Let's create a function `lesk_synonyms` that provides synonyms based on the disambiguated noun. 

In [27]:

def lesk_synonyms(text, ambiguous):
  """
  Given a context and ambigous noun, return the synonyms from the disambiguated
  synset. Return empty list if none are found.
  """
  # 1. Get disambiguated synset
  syn = lesk(nltk.word_tokenize(text), ambiguous, pos='n') # your code here

  # Edge case, if synset is empty return empty list
  if syn is None:
    return []

  # Strip out '_' found in lemmas that contain compound words.
  cleaned_synonyms = [lemma.replace("_", " ") for lemma in syn.lemma_names()] 
  return cleaned_synonyms

lesk_synonyms("I went to the bank today.", "bank")

['bank', 'cant', 'camber']

We updated the `add_synonyms_to_text` to use the lesk synonyms and updated the model below.
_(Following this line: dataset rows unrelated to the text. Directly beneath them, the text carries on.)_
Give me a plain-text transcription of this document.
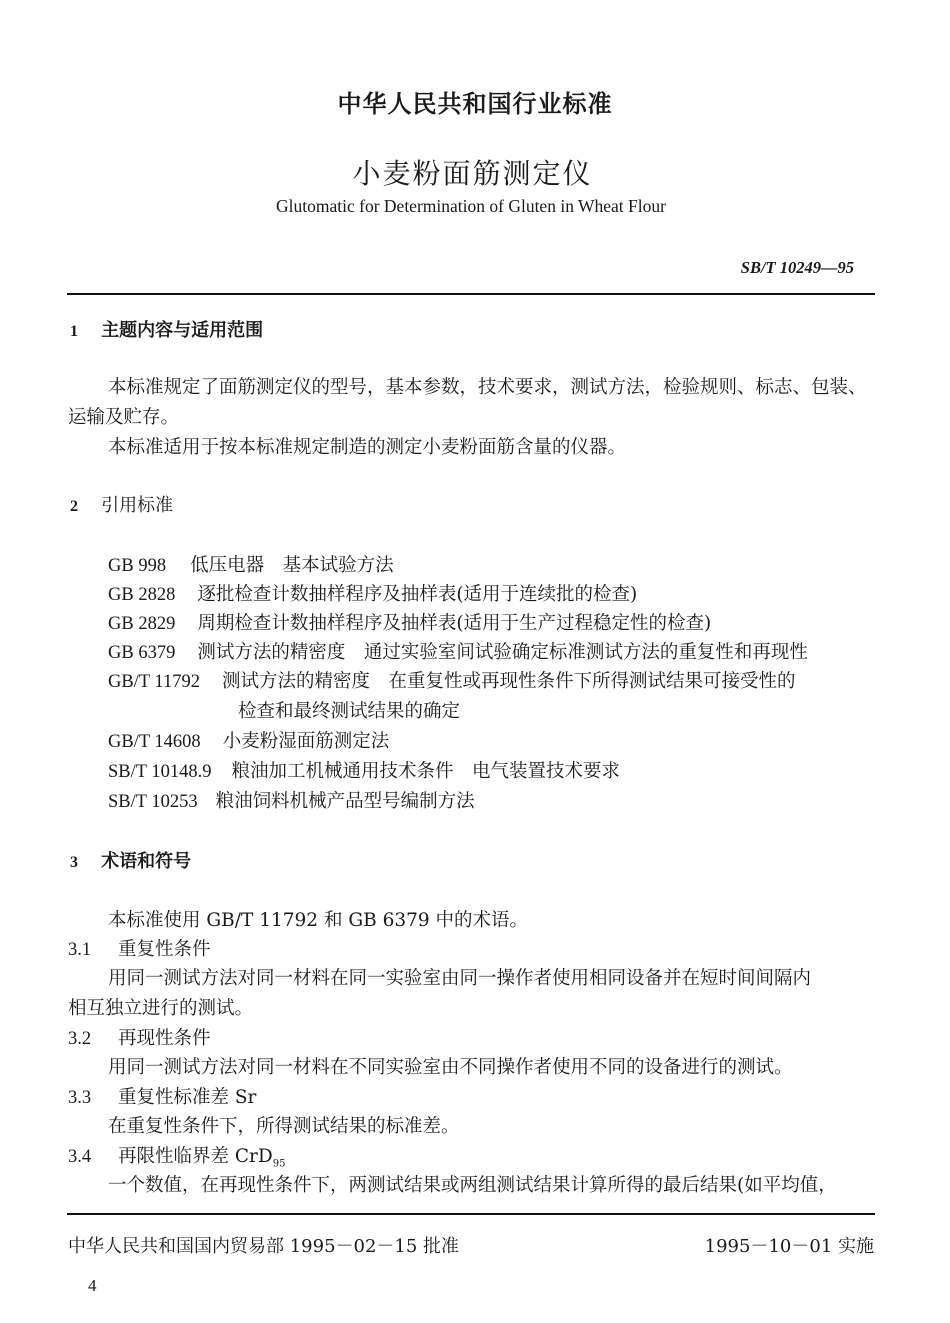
中华人民共和国行业标准
小麦粉面筋测定仪
Glutomatic for Determination of Gluten in Wheat Flour
SB/T 10249—95
1 主题内容与适用范围
本标准规定了面筋测定仪的型号，基本参数，技术要求，测试方法，检验规则、标志、包装、
运输及贮存。
本标准适用于按本标准规定制造的测定小麦粉面筋含量的仪器。
2 引用标准
GB 998 低压电器　基本试验方法
GB 2828 逐批检查计数抽样程序及抽样表(适用于连续批的检查)
GB 2829 周期检查计数抽样程序及抽样表(适用于生产过程稳定性的检查)
GB 6379 测试方法的精密度　通过实验室间试验确定标准测试方法的重复性和再现性
GB/T 11792 测试方法的精密度　在重复性或再现性条件下所得测试结果可接受性的
检查和最终测试结果的确定
GB/T 14608 小麦粉湿面筋测定法
SB/T 10148.9 粮油加工机械通用技术条件　电气装置技术要求
SB/T 10253 粮油饲料机械产品型号编制方法
3 术语和符号
本标准使用 GB/T 11792 和 GB 6379 中的术语。
3.1 重复性条件
用同一测试方法对同一材料在同一实验室由同一操作者使用相同设备并在短时间间隔内
相互独立进行的测试。
3.2 再现性条件
用同一测试方法对同一材料在不同实验室由不同操作者使用不同的设备进行的测试。
3.3 重复性标准差 Sr
在重复性条件下，所得测试结果的标准差。
3.4 再限性临界差 CrD$_{95}$
一个数值，在再现性条件下，两测试结果或两组测试结果计算所得的最后结果(如平均值，
中华人民共和国国内贸易部 1995－02－15 批准	1995－10－01 实施
4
After running the cells below, go Exercise 2a. 

In [28]:
def add_synonyms_to_text(text): 
  
  # 1. Extract Nouns
  extracted_nouns = extract_nouns(text)

  # Edge case, no nouns are found
  if extracted_nouns == []:
    return text

  all_synonyms = []
  for noun in extracted_nouns:
    # 1. Get synonyms
    s = lesk_synonyms(text, noun)
    
    # 2. Add it to our list of synoyms
    all_synonyms.extend(s)
    unique_synonyms = set(all_synonyms)
  
  if len(unique_synonyms) == 0:
    return text
  else:
   return text + " " + " ".join(unique_synonyms)

print("He went to the bank")
print(add_synonyms_to_text("He went to the bank"))

He went to the bank
He went to the bank bank cant camber


In [29]:
dataset["text_with_lesk_synonyms"] = dataset["text"].swifter.apply(lambda x: add_synonyms_to_text(x)) 



Pandas Apply:   0%|          | 0/2320 [00:00<?, ?it/s]

In [30]:
# Generate inputs 
tfidf_w_synonyms = TfidfVectorizer()
tfidf_w_synonyms.fit(dataset["text_with_lesk_synonyms"])

X_train = tfidf_w_synonyms.transform(dataset.query("split=='train'")["text_with_lesk_synonyms"])
X_test =  tfidf_w_synonyms.transform(dataset.query("split=='test'")["text_with_lesk_synonyms"])

print("finished")

finished


In [31]:
from sklearn.naive_bayes import GaussianNB
from sklearn.metrics import accuracy_score
clf = GaussianNB()
clf.fit(X_train.toarray(), y_train)

preds = clf.predict(X_test.toarray())
print(accuracy_score(preds, y_test))

0.8333333333333334


## Exercise 2a. Evaluation
What effect did replacing synonyms with lesk synonyms have on the model's accuracy?

it improved the model accuracy, as the synonyms added are disambigouous with lesk hence increased the chances of adding relevant synonyms only.